This post was inspired by a friend who just turned 25 this week, and has gone through a lot of ups and downs over the last year. It made me think back to my mid 20s and how I never thought I’d be happy, or that I would have anything that I wanted. Because every time I came close to being happy, someone or something had to smash it all to hell.
This photo was taken at the Chicago Conservatory…obviously on November 10th 2007. Nearly 7 years ago. At that moment I was with a guy that I barely knew…we met on eHarmony, and after hundred of hours of phone conversations we decided to meet halfway between our home states, in Chicago. We did a lot of sightseeing, and planned this trip for WEEEEEEEEKS.
This is the only photo I have with him in it from that trip, even though I took hundreds of us that weekend. Because I destroyed all evidence of him just a few weeks later.
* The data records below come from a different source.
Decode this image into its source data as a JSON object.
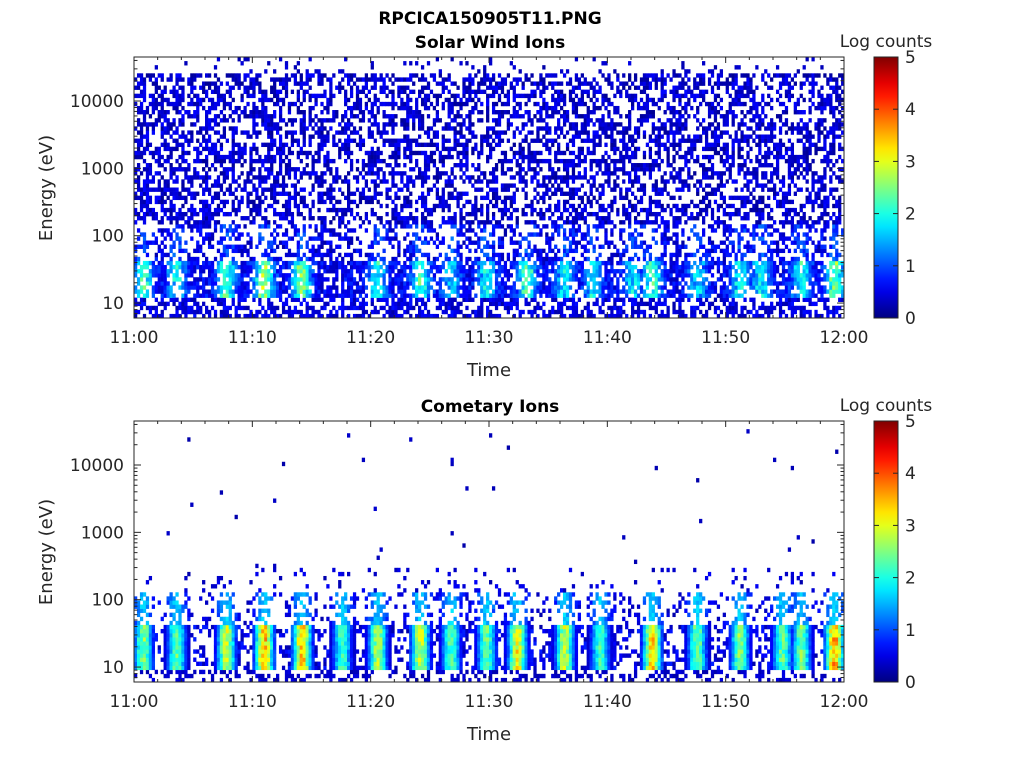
{
  "figure": {
    "title": "RPCICA150905T11.PNG"
  },
  "chart_data": [
    {
      "type": "heatmap",
      "title": "Solar Wind Ions",
      "xlabel": "Time",
      "ylabel": "Energy (eV)",
      "x_ticks": [
        "11:00",
        "11:10",
        "11:20",
        "11:30",
        "11:40",
        "11:50",
        "12:00"
      ],
      "xlim": [
        "11:00",
        "12:00"
      ],
      "y_ticks": [
        "10",
        "100",
        "1000",
        "10000"
      ],
      "ylim": [
        6,
        45000
      ],
      "y_scale": "log",
      "colorbar": {
        "label": "Log counts",
        "ticks": [
          "0",
          "1",
          "2",
          "3",
          "4",
          "5"
        ],
        "range": [
          0,
          5
        ]
      },
      "colormap": "jet",
      "background": "#ffffff",
      "pattern": "dense",
      "hot_times_min": [
        0.8,
        3.6,
        7.8,
        11.0,
        14.2,
        20.6,
        24.2,
        26.8,
        29.8,
        33.2,
        36.4,
        38.8,
        42.2,
        43.8,
        47.6,
        51.2,
        53.0,
        56.4,
        59.2
      ],
      "peak_log_counts": [
        1.9,
        1.6,
        2.0,
        2.5,
        2.4,
        1.6,
        1.8,
        1.4,
        1.7,
        2.0,
        1.6,
        1.5,
        1.5,
        2.0,
        1.4,
        1.7,
        1.6,
        1.7,
        2.3
      ]
    },
    {
      "type": "heatmap",
      "title": "Cometary Ions",
      "xlabel": "Time",
      "ylabel": "Energy (eV)",
      "x_ticks": [
        "11:00",
        "11:10",
        "11:20",
        "11:30",
        "11:40",
        "11:50",
        "12:00"
      ],
      "xlim": [
        "11:00",
        "12:00"
      ],
      "y_ticks": [
        "10",
        "100",
        "1000",
        "10000"
      ],
      "ylim": [
        6,
        45000
      ],
      "y_scale": "log",
      "colorbar": {
        "label": "Log counts",
        "ticks": [
          "0",
          "1",
          "2",
          "3",
          "4",
          "5"
        ],
        "range": [
          0,
          5
        ]
      },
      "colormap": "jet",
      "background": "#ffffff",
      "pattern": "sparse",
      "hot_times_min": [
        0.8,
        3.6,
        7.8,
        11.0,
        14.2,
        17.6,
        20.6,
        24.2,
        26.8,
        29.8,
        32.4,
        36.4,
        39.4,
        43.8,
        47.6,
        51.2,
        54.8,
        56.4,
        59.2
      ],
      "peak_log_counts": [
        2.8,
        2.6,
        3.1,
        3.8,
        3.7,
        2.4,
        3.0,
        3.2,
        2.5,
        2.6,
        3.4,
        3.1,
        2.4,
        3.6,
        2.7,
        2.8,
        2.6,
        2.7,
        3.9
      ]
    }
  ]
}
I remember the weeks leading up to “meeting” him online. I was pining away for someone who would never want to be with me the way I wanted him to; I was…for lack of a better word, homeless (I rented a room, from my best friend and her idiot husband, for a disgusting amount of money that left me so broke I couldn’t feed myself, and so miserable from their dysfunctional relationship that I thought I was nuts.) and picked up every single shift I could get at what ever retail job I was working at at that time (I don’t even remember…Mimi Maternity maybe???). I was lost. I was questioning everything and when J* and I “met” online I felt like it was fate, it was meant to be and he was The One.
It was. It wasn’t. He was not. To make a long story short, he proposed on the way home, over the phone (Hellllo HANS!), I said yes (My middle name is Ann….hmmmm); and just 2 short weeks later her crushed me by telling me he was going to go back to his ex. Talk about a roller coaster of emotions there. (I hope you all get the frozen references there…and when I returned home my “BFF” told me I could not marry a guy I just met, and that I was wako and needed to be committed…like literally taken to the psych ward.)
That was pretty much rock bottom for me. I hated pretty much everyone and everything about my life. I honestly thought that I did something so heinous that I never deserved to be happy. But I was wrong.
Just over a year and a half, 2 more boyfriends-ish, 2 moves and one more internet dating attempt later…I did meet The One. The Only One. Life turned around so fast and not because of a guy. Because I met my other half, the one who lifts me up and is my life line in rough times. I never would have thought at the moment that I took that photo, that my life would take such a dramatic turn and go on a totally different path than the one I saw before me.
It’s crazy what can happen in 7 years!